Conformément à l’article 71 bis du Code minier et à l’article 144 bis du Règlement minier, toute entreprise minière est légalement tenue d’attribuer 5 % de son capital social aux travailleurs de nationalité congolaise. Cette obligation, souvent ignorée dans la pratique, constitue pourtant un droit fondamental, faisant des Congolais de véritables copropriétaires de l’industrie minière nationale.

Face aux nombreux manquements constatés, le ministre a exigé une application rigoureuse de la loi. Les sociétés déjà en règle sont appelées à transmettre sans délai les documents prouvant leur conformité.

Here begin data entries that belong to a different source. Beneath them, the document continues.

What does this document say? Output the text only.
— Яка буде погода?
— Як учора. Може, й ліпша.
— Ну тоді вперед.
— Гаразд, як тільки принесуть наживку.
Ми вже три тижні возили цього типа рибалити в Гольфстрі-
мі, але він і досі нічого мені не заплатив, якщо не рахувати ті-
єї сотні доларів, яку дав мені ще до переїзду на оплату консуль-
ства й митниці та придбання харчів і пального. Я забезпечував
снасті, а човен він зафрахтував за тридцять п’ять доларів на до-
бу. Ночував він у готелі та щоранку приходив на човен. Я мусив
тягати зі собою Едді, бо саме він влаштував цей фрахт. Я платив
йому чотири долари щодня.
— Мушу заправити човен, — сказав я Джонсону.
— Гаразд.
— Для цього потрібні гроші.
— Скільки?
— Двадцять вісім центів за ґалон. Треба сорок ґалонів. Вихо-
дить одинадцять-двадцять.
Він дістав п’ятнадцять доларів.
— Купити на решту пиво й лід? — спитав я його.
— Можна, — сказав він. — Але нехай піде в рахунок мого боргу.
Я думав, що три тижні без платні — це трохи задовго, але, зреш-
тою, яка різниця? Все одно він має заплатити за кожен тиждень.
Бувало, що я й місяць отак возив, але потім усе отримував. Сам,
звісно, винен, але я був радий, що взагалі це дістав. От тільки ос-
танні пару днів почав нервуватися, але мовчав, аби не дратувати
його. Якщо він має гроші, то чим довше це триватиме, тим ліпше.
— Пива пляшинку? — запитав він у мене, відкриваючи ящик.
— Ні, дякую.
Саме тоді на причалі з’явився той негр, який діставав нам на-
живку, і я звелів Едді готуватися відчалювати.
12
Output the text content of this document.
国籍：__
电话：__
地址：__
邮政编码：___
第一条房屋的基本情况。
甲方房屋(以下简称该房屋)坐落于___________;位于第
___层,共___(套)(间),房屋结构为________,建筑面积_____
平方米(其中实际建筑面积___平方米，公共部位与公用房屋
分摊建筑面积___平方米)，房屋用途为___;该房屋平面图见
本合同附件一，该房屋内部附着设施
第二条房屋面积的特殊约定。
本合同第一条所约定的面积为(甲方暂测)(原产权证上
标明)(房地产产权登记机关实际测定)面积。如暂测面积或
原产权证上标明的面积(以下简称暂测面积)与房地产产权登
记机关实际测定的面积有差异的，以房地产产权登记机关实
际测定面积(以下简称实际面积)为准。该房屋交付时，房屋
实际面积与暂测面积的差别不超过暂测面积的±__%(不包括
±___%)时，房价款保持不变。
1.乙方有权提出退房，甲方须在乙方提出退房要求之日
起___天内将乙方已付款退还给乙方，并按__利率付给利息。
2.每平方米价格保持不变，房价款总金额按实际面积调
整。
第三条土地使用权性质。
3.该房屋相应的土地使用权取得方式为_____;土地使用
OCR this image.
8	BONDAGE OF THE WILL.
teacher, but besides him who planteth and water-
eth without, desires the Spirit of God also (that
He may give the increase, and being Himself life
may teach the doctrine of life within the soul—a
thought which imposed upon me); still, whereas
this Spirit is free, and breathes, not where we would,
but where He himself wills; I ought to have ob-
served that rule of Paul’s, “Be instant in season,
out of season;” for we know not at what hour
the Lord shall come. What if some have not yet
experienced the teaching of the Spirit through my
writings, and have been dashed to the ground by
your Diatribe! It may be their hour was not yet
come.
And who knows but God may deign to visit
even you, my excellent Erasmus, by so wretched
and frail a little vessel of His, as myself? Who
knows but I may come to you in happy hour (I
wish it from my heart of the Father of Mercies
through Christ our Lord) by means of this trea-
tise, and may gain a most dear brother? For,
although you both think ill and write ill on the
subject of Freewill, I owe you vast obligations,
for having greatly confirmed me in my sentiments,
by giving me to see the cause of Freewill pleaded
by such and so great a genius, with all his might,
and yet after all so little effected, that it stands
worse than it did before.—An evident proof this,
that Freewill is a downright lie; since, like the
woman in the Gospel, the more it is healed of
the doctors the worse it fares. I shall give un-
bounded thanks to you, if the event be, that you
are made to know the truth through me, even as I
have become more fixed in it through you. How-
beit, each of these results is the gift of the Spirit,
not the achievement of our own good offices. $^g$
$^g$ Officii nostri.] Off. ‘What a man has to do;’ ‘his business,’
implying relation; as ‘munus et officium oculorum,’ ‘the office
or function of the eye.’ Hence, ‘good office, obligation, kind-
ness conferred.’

Celles qui ne l’ont pas encore fait disposent d’un ultimatum fixé au 31 juillet 2026 pour se mettre en ordre. Passé ce délai, des sanctions prévues par la législation minière seront appliquées.


Pour Louis Watum Kabamba, il s’agit de corriger une injustice historique et de rééquilibrer les bénéfices de l’exploitation minière au profit des nationaux :
« Les travailleurs congolais ne peuvent plus être de simples exécutants. Ils doivent aussi être des actionnaires et des bénéficiaires directs de la richesse qu’ils contribuent à créer », insiste-t-on dans son entourage.
Au-delà de la dimension économique, cette décision revêt une forte portée politique. Elle affirme la souveraineté de la RDC sur ses ressources naturelles et renforce la place des Congolais dans un secteur longtemps dominé par des intérêts étrangers.
En rappelant le caractère obligatoire de cette participation au capital, le ministère des Mines entend transformer en réalité ce que la loi garantit déjà : une part juste et tangible de la richesse minière au profit des citoyens congolais.